• abiotic stress
• Ficus carica L.
• fruit quality
• genetic diversity
• GWAS
• whole genome sequencing

Identifying and characterizing variants implicated in desirable traits holds the potential for advancing plant breeding efforts. Despite the promising commercial prospects of the fig tree (Ficus carica L.), owing to the nutritional richness of its fruits and the plant's good adaptability to harsh conditions, elucidating the genetic foundations of these traits remains a critical challenge.
To date, there is a lack of in-depth studies on the genetic basis of morphological and abiotic stress-related traits. In this sense, this research aims to valorize and characterize the fig tree biodiversity in the Mediterranean basin and discover genes involved in these important traits.
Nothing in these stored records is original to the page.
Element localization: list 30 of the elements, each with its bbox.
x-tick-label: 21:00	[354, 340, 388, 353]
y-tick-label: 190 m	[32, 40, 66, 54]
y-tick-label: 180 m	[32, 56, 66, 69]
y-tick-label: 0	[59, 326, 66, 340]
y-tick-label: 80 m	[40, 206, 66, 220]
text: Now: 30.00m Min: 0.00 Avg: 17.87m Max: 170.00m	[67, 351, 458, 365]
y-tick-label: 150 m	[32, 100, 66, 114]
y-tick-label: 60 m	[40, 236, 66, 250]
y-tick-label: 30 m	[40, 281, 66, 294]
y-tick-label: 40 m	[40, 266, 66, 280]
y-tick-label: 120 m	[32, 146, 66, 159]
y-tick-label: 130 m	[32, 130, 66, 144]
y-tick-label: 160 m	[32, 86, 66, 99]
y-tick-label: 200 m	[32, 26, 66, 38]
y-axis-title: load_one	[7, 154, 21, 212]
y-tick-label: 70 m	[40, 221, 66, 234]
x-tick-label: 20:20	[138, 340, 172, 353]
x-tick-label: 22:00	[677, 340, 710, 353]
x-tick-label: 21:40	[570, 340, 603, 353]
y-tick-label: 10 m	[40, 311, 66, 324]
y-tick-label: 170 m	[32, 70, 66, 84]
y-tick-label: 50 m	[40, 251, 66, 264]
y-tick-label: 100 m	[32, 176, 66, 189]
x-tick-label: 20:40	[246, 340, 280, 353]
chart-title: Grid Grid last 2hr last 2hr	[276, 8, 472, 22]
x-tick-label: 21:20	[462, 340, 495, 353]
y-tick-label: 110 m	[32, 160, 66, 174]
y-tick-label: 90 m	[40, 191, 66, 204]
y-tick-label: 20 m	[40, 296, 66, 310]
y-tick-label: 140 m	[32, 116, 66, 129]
To assess genetic variability, 286 fig varieties were genotyped using a reference fig genome. In detail, 61 varieties were located from Spain, 110 from Tunisia, and 115 from Turkey. After whole genome sequencing and application of a variant calling pipeline, we identified 1,374,111 SNPs and 2,448,766 indels. Additionally, structural variation analysis identified 218 CNVs and 1363 SVs overlapping 1,833 genes involved in stress response, transport, metabolism, transcriptional regulation, and disease resistance.
Population structure analysis revealed three distinct clusters corresponding to the geographical origin of genotypes, supported by principal component analysis, analysis of population structure, and phylogenetic tree construction. Interestingly, certain genotypes showed genetic relatedness across different clusters and countries, indicating potential synonymies or cryptic relatedness.
Genome-wide association studies (GWAS) identified significant marker-trait associations for productive type and fruit traits, including fruit weight, fruit length, fruit width, total soluble solid content, titratable acidity, and firmness, as well as for traits involved in drought and salt stress response.
Among the most notable results, the discovery of significant candidate genes, such as FMO1, LIMYB, CYP, ROS1, MYB, ABC transporter, WAK, CLM22, ERD6-like 5, HRGP, GA2OX8 and PP2C, were linked to fruit quality and development, offering targets for marker-assisted breeding strategies and genome editing to enhance yield, quality and environmental adaptation.
For drought stress, GWAS identified SNPs associated with leaf temperature, relative water content, number of leaves, and plant height. Candidate genes such as BTB/POZ, BON1, GALT6, and GDP-L-fucose suggest involvement in key drought-response mechanisms. The GWAS on salt stress tolerance revealed SNPs associated with leaf temperature and relative water content. Notably, PEX7 was identified as a candidate gene linked to metabolism and abiotic stress response, while a strong peak on chromosome 3 revealed promising candidate genes, including Late Embryogenesis Abundant (LEA) Protein, Serine/Threonine Protein Kinases, and cysteine synthase, all known for their roles in salt stress tolerance.
These findings provide the most comprehensive genome-wide insights into fig morphology and stress adaptation, offering valuable resources for future breeding programs.